The San Francisco Giants, who have won 17 of their last 21 games, have climbed within three games of a wild card spot in what is shaping out to be a wide-open National League playoff race. It doesn’t sound like they are planning to sell off any of their pieces, most notably ace pitcher Madison Bumgarner. The players are really hoping the Giants’ front office personnel decides to keep their red-hot group intact from the looks of it…
He’s [Madison Bumgarner] the quiet heartbeat of the hottest team in baseball. He’s a former postseason hero. And he doesn’t give a s–t about trade rumors. Madison Bumgarner is a Giant in every sense of the word, but for how much longer?
“If you trade Bumgarner now, this clubhouse will go ballistic,” an anonymous veteran Giants player told USA Today’s Bob Nightengale. “And so will the fanbase. How can you possibly justify it?
“I mean, what more do we have to do?’’Dalton Johnson of NBC Sports California
The Giants will be competing for a wild card spot alongside the Nationals, Cardinals, Phillies, Brewers, and Diamondbacks. Their odds of making it to the postseason are less than seven percent according to FanGraphs. Realistically, San Francisco will need to improve their team if they wish to play in October. Coming into play on July 24th, the Giants outfielders had combined to produce 1.6 wins above replacement (FanGraphs), which is the fifth lowest mark in the majors.
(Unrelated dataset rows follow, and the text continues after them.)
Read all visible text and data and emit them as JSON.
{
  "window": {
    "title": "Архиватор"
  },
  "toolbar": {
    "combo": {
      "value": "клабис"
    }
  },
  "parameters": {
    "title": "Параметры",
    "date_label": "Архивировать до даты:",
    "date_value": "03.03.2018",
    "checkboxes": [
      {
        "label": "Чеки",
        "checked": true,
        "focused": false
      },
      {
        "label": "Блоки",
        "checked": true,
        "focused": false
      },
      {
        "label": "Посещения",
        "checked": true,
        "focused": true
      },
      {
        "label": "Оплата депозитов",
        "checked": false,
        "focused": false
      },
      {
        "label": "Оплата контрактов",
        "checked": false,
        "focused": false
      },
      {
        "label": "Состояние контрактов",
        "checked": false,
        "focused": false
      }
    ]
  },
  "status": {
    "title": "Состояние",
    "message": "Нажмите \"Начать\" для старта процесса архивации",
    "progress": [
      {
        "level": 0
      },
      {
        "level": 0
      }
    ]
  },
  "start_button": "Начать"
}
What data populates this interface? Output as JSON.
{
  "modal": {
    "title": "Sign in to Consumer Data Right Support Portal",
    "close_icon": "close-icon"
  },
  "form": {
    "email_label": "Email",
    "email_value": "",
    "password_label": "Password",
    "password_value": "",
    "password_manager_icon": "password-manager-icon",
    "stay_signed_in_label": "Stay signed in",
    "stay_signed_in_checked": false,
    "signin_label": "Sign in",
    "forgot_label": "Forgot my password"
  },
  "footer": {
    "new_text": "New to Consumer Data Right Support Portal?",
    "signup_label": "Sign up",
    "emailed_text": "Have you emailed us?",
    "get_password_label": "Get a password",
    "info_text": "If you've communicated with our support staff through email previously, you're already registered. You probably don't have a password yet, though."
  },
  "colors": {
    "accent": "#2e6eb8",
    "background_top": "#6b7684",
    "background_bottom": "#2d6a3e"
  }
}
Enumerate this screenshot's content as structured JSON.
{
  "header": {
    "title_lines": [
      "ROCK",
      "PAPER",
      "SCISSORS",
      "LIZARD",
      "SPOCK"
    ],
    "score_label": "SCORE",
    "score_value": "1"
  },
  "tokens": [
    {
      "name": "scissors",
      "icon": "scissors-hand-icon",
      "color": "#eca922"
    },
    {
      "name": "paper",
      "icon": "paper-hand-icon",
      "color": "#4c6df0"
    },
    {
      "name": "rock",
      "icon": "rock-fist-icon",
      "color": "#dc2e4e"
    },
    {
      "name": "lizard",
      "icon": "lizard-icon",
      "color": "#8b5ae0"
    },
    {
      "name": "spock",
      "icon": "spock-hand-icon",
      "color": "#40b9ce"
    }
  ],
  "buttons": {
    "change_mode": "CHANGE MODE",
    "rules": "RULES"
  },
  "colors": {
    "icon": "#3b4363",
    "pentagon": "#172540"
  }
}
Kevin Pillar, their starting center fielder, provides little value on offense (.247 AVG, .275 OBP, .408 SLG, and a 74 wRC+), and his defense does not overcompensate for his lack of offensive prowess (five defensive runs above average [DRS] in CF this season).
San Francisco has used 12 different players in the outfield this season, and only one of them has been worth more than 1.0 fWAR: Alex Dickerson (1.5). Mike Yastrzemski, who has been worth 0.6 fWAR on the year, has been picking it up as of late…
- PA: 49
- AVG: .333
- HR: 4
- RBI: 11
With that being said, they could certainly improve their outfield. One potential target could be Tigers’ right fielder Nick Castellanos (.282/.339/.478), who leads all of baseball with 36 doubles. He’s a pending free agent whose defensive struggles are well documented (-7 DRS in the OF this year), so the cost to acquire him won’t be all that high. Considering most contenders possess a strong outfield and the fact that there is no DH in the National League, a lack of potential suitors could also lower his trade value.
FanGraphs values the Giants’ farm system at $182 million, which is the 20th highest in the MLB. Trading for a player like Castellanos will hardly put a dent in the Giants’ rebuilding efforts.
Here is what a trade between the two teams could look like…
San Francisco Giants trade RF Alexander Canario to the Detroit Tigers in return for RF Nick Castellanos
Alexander Canario, who just turned 19 years old a couple of months ago and is ranked as the Giants’ 5th best prospect (FanGraphs), is hitting .275/.381/.478 in 84 plate appearances at A-. He boasts a strong arm, solid speed, and massive raw power.
Eric Longenhagen and Kiley McDaniel, FanGraphs’ prospect experts, are bullish on Canario…
He has mediocre natural timing and feel to hit, and his front side often leaks, which impacts his ability to spoil breaking stuff away from him. His lower half got thicker and stronger during the offseason, making it more likely that he ends up in right field rather than center. But this is a potential middle-of-the-order hitter because of the raw power; the swing has natural loft, and the early-career plate discipline data is strong. There’s huge ceiling if the hit/approach component improves, but of course, this type of prospect often fails to fully actualize.
All in all, the Giants would be getting themselves a strong hitter in Castellanos, which would allow them to slide Yastrzemski to center, where he played 179.2 innings at triple-A earlier this season. The Tigers would be picking up a high-upside position player prospect who fits their contention timeline (2023 ETA per FanGraphs).